Seoul The Sunday conversations that I really did have in and around the Y in Seoul were valuable enough in their own right.
First, I finally connected with Liza Vladeck, whose name had been on everyone’s lips when the Organizers’ Forum (www.organizersforum.org) first reached Moscow. She had seen my blog and reached out to make contact to fill in some of the missing pieces in the story. She had not been surprised to have problems in renewing her visa. In the months before her departure she and her colleagues had detected a shift in the official attitude towards unions, especially the independent unions that she was assisting in various ways, who were even called “economic terrorists.” Security officials seemed to be turning up and tailing her. Others were knocking on the door. Where it had seemed a straightforward matter to get her visa renewed, she now knows that she had suddenly turned persona non grata. There is no ambiguity about the fact that she is now barred from the reentry to Russia.
There are personal costs. Her husband is still there. A stepchild is still in school. She is committed to the work and passionate about the country and the entire area and believes that she has found a place where she feels at home and a way to contribute in a variety of ways. She is still piecing together work from the 2nd year of a fellowship at Columbia Law and her relationships and work with NGOs in Russia. She is reuniting with her husband within days for a brief visit in New York, and is preparing to return to the area at the first of the year. At least return as near as she can get, so she has settled on living and working from Kiev in the Ukraine. She believes that this will allow her the best opportunity to continue to support and work with organizers and leaders of the nascent independent labor sector in Russia and to help define what is unique about the challenges they are facing and the organizational strategies, tactics, and formations that they are developing now. She is trying to adjust to learning yet another language and worried that she may lose the pitch and accent of the Russian she has mastered that allowed her to frequently be taken as a native. She has chosen a difficult path with conviction, and one hopes to hear of her success along this journey.
Then I spent time catching up with our Korean comrade, Na Hyo-Woo, who is now directing the Asian NGO Center from Seoul. Na is an experienced community organizer who brought me to Seoul almost exactly a year ago (November 15, 2006!) where I had the opportunity to meet and speak to many community organizers from all around the country. He is also the former director of LOCOA, which supports leaders and community organizers throughout Asia. A year ago we had hoped to be making plans for ACORN Korea by this time, but neither one of us has been able to figure out how to raise the money in this modern, and expensive, country.

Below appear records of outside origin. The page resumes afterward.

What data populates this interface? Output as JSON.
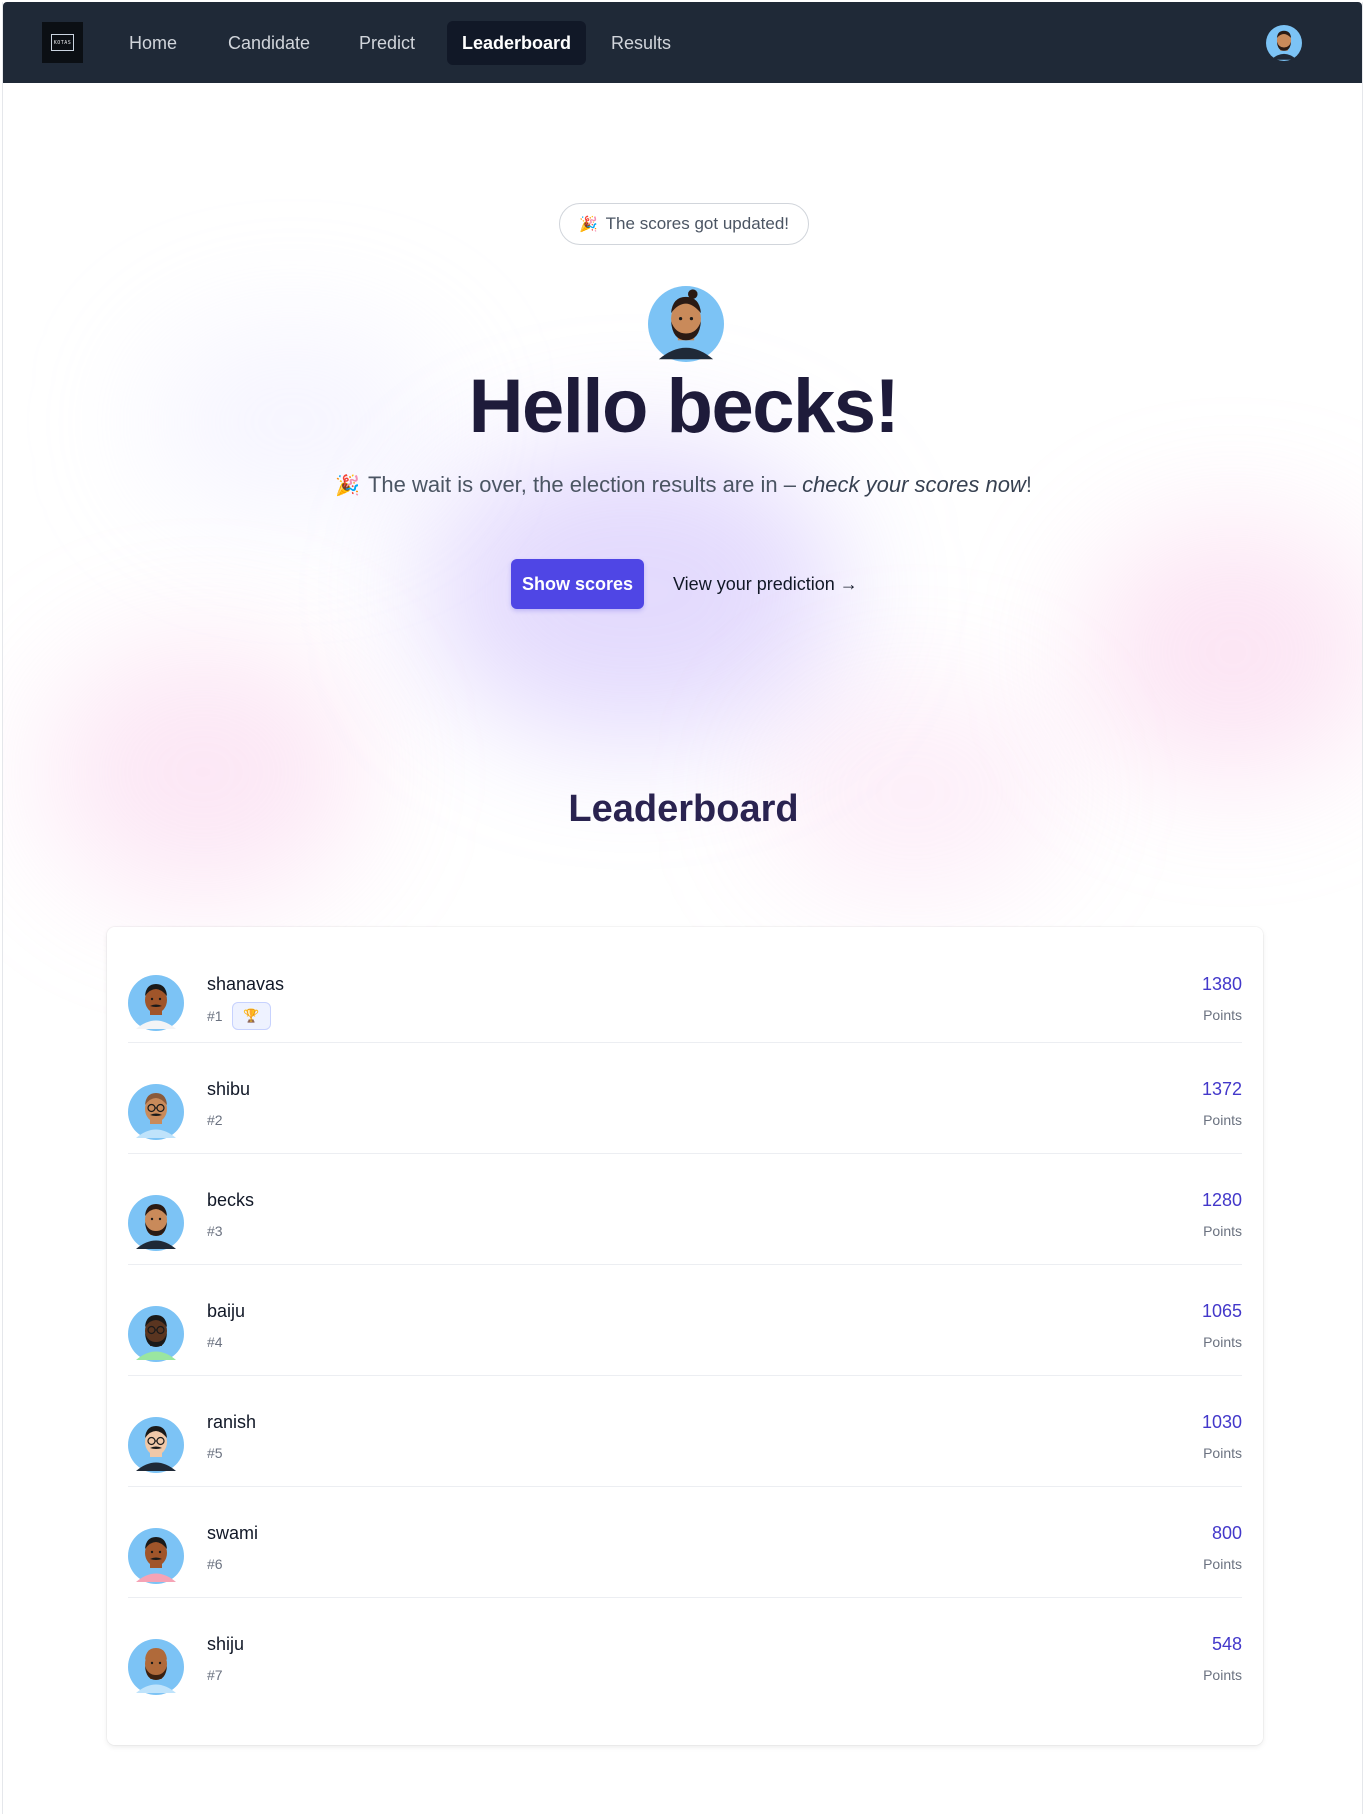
{
  "nav": {
    "logo_text": "KOTAS",
    "items": [
      {
        "label": "Home",
        "active": false
      },
      {
        "label": "Candidate",
        "active": false
      },
      {
        "label": "Predict",
        "active": false
      },
      {
        "label": "Leaderboard",
        "active": true
      },
      {
        "label": "Results",
        "active": false
      }
    ],
    "avatar_icon": "user-avatar-icon"
  },
  "hero": {
    "pill_emoji": "🎉",
    "pill_text": "The scores got updated!",
    "title": "Hello becks!",
    "sub_emoji": "🎉",
    "sub_text": "The wait is over, the election results are in – ",
    "sub_emphasis": "check your scores now",
    "sub_end": "!",
    "primary_button": "Show scores",
    "secondary_link": "View your prediction →"
  },
  "leaderboard": {
    "title": "Leaderboard",
    "points_label": "Points",
    "rows": [
      {
        "name": "shanavas",
        "rank": "#1",
        "points": "1380",
        "trophy": "🏆",
        "skin": "#a0552a",
        "hair": "#1a1a1a",
        "shirt": "#f3f4f6",
        "bg": "#7cc3f5",
        "beard": false,
        "glasses": false,
        "mustache": true
      },
      {
        "name": "shibu",
        "rank": "#2",
        "points": "1372",
        "skin": "#c98a5a",
        "hair": "#8a5a3a",
        "shirt": "#bfe3fb",
        "bg": "#7cc3f5",
        "beard": false,
        "glasses": true,
        "mustache": true
      },
      {
        "name": "becks",
        "rank": "#3",
        "points": "1280",
        "skin": "#c98a5a",
        "hair": "#2a1a14",
        "shirt": "#1f2937",
        "bg": "#7cc3f5",
        "beard": true,
        "glasses": false,
        "mustache": false
      },
      {
        "name": "baiju",
        "rank": "#4",
        "points": "1065",
        "skin": "#5a3520",
        "hair": "#1a1a1a",
        "shirt": "#9ae6a0",
        "bg": "#7cc3f5",
        "beard": true,
        "glasses": true,
        "mustache": false
      },
      {
        "name": "ranish",
        "rank": "#5",
        "points": "1030",
        "skin": "#f0c8a8",
        "hair": "#1a1a1a",
        "shirt": "#1f2937",
        "bg": "#7cc3f5",
        "beard": false,
        "glasses": true,
        "mustache": true
      },
      {
        "name": "swami",
        "rank": "#6",
        "points": "800",
        "skin": "#a0552a",
        "hair": "#1a1a1a",
        "shirt": "#f5a3b5",
        "bg": "#7cc3f5",
        "beard": false,
        "glasses": false,
        "mustache": true
      },
      {
        "name": "shiju",
        "rank": "#7",
        "points": "548",
        "skin": "#b06a3a",
        "hair": "#b06a3a",
        "shirt": "#bfe3fb",
        "bg": "#7cc3f5",
        "beard": true,
        "glasses": false,
        "mustache": false
      }
    ]
  },
  "colors": {
    "nav_bg": "#1f2937",
    "accent": "#4f46e5",
    "points": "#4338ca"
  }
}
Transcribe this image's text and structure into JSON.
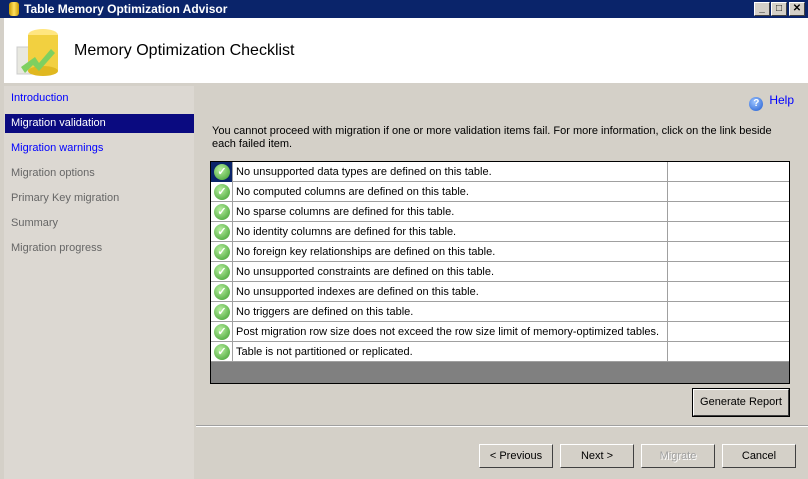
{
  "window": {
    "title": "Table Memory Optimization Advisor",
    "min": "_",
    "max": "□",
    "close": "✕"
  },
  "header": {
    "title": "Memory Optimization Checklist"
  },
  "sidebar": {
    "items": [
      {
        "label": "Introduction",
        "state": "link"
      },
      {
        "label": "Migration validation",
        "state": "sel"
      },
      {
        "label": "Migration warnings",
        "state": "link"
      },
      {
        "label": "Migration options",
        "state": "dis"
      },
      {
        "label": "Primary Key migration",
        "state": "dis"
      },
      {
        "label": "Summary",
        "state": "dis"
      },
      {
        "label": "Migration progress",
        "state": "dis"
      }
    ]
  },
  "main": {
    "help": "Help",
    "message": "You cannot proceed with migration if one or more validation items fail. For more information, click on the link beside each failed item.",
    "checks": [
      "No unsupported data types are defined on this table.",
      "No computed columns are defined on this table.",
      "No sparse columns are defined for this table.",
      "No identity columns are defined for this table.",
      "No foreign key relationships are defined on this table.",
      "No unsupported constraints are defined on this table.",
      "No unsupported indexes are defined on this table.",
      "No triggers are defined on this table.",
      "Post migration row size does not exceed the row size limit of memory-optimized tables.",
      "Table is not partitioned or replicated."
    ],
    "generate_report": "Generate Report"
  },
  "footer": {
    "previous": "< Previous",
    "next": "Next >",
    "migrate": "Migrate",
    "cancel": "Cancel"
  }
}
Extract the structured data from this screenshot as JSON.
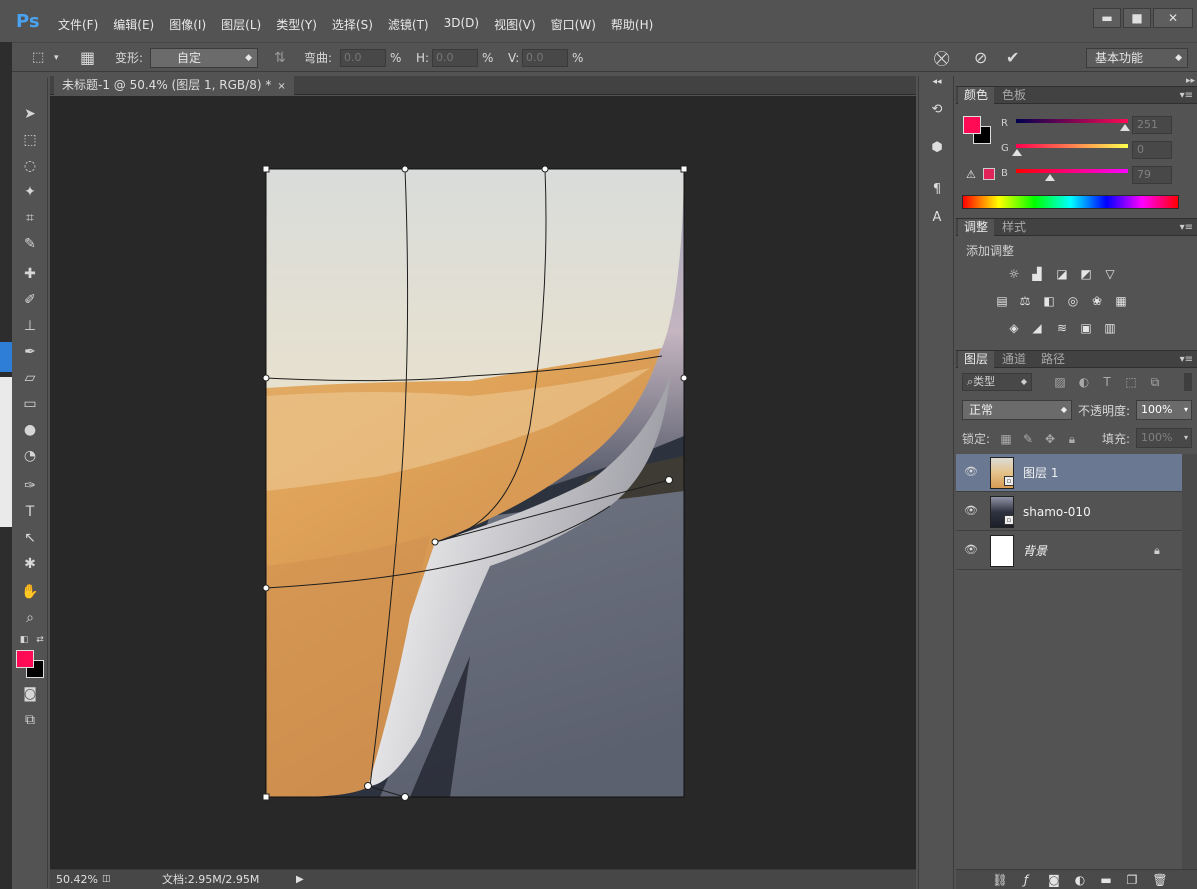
{
  "app": {
    "logo": "Ps"
  },
  "menu": [
    "文件(F)",
    "编辑(E)",
    "图像(I)",
    "图层(L)",
    "类型(Y)",
    "选择(S)",
    "滤镜(T)",
    "3D(D)",
    "视图(V)",
    "窗口(W)",
    "帮助(H)"
  ],
  "window_controls": {
    "minimize": "▬",
    "maximize": "■",
    "close": "✕"
  },
  "options": {
    "transform_label": "变形:",
    "transform_value": "自定",
    "bend_label": "弯曲:",
    "bend_value": "0.0",
    "h_label": "H:",
    "h_value": "0.0",
    "v_label": "V:",
    "v_value": "0.0",
    "percent": "%",
    "workspace": "基本功能"
  },
  "document": {
    "tab_title": "未标题-1 @ 50.4% (图层 1, RGB/8) *",
    "tab_close": "×",
    "zoom": "50.42%",
    "doc_size": "文档:2.95M/2.95M"
  },
  "colors": {
    "foreground": "#ff0a55",
    "background": "#000000"
  },
  "color_panel": {
    "tabs": [
      "颜色",
      "色板"
    ],
    "channels": [
      {
        "label": "R",
        "value": "251"
      },
      {
        "label": "G",
        "value": "0"
      },
      {
        "label": "B",
        "value": "79"
      }
    ]
  },
  "adjust_panel": {
    "tabs": [
      "调整",
      "样式"
    ],
    "add_label": "添加调整"
  },
  "layers_panel": {
    "tabs": [
      "图层",
      "通道",
      "路径"
    ],
    "filter_kind": "类型",
    "blend_mode": "正常",
    "opacity_label": "不透明度:",
    "opacity_value": "100%",
    "lock_label": "锁定:",
    "fill_label": "填充:",
    "fill_value": "100%",
    "layers": [
      {
        "name": "图层 1",
        "selected": true
      },
      {
        "name": "shamo-010",
        "selected": false
      },
      {
        "name": "背景",
        "selected": false
      }
    ]
  }
}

Over the coming days of this week I will make a series of presentations and lectures to organizers in Inchon, Seoul, and Changwon, who are at the heart of organizing “irregular” workers as contingent and informal workers are known here. Between the two trips over this year I will have connected with a lot of the organizers of primary social movements in Korea and planted the seeds of ACORN’s work and methodology.
As Na and I brainstormed, we developed a new next step that might work better for now which would continue to prepare the soil, since building organization seems just past our grasp at this time. We talked about pulling together the plans to train 10 Korean organizers for several months in 2008 as a joint program between ACORN International, the ACORN Institute, and the Asian NGO Center in New Orleans in the new training center that will be located at 1024 Elysian Fields where are current offices are now headquartered. Na was more optimistic about raising the money in Korea for this type of program, and there were ways that this would dovetail nicely in the development plans for the space and program in New Orleans with both housing availability and training facilities.
It was exciting to have found a way to move forward and continue to support the needs and program of organizers in Korea where serious and exciting work continues to dominate the discussion and the political scene.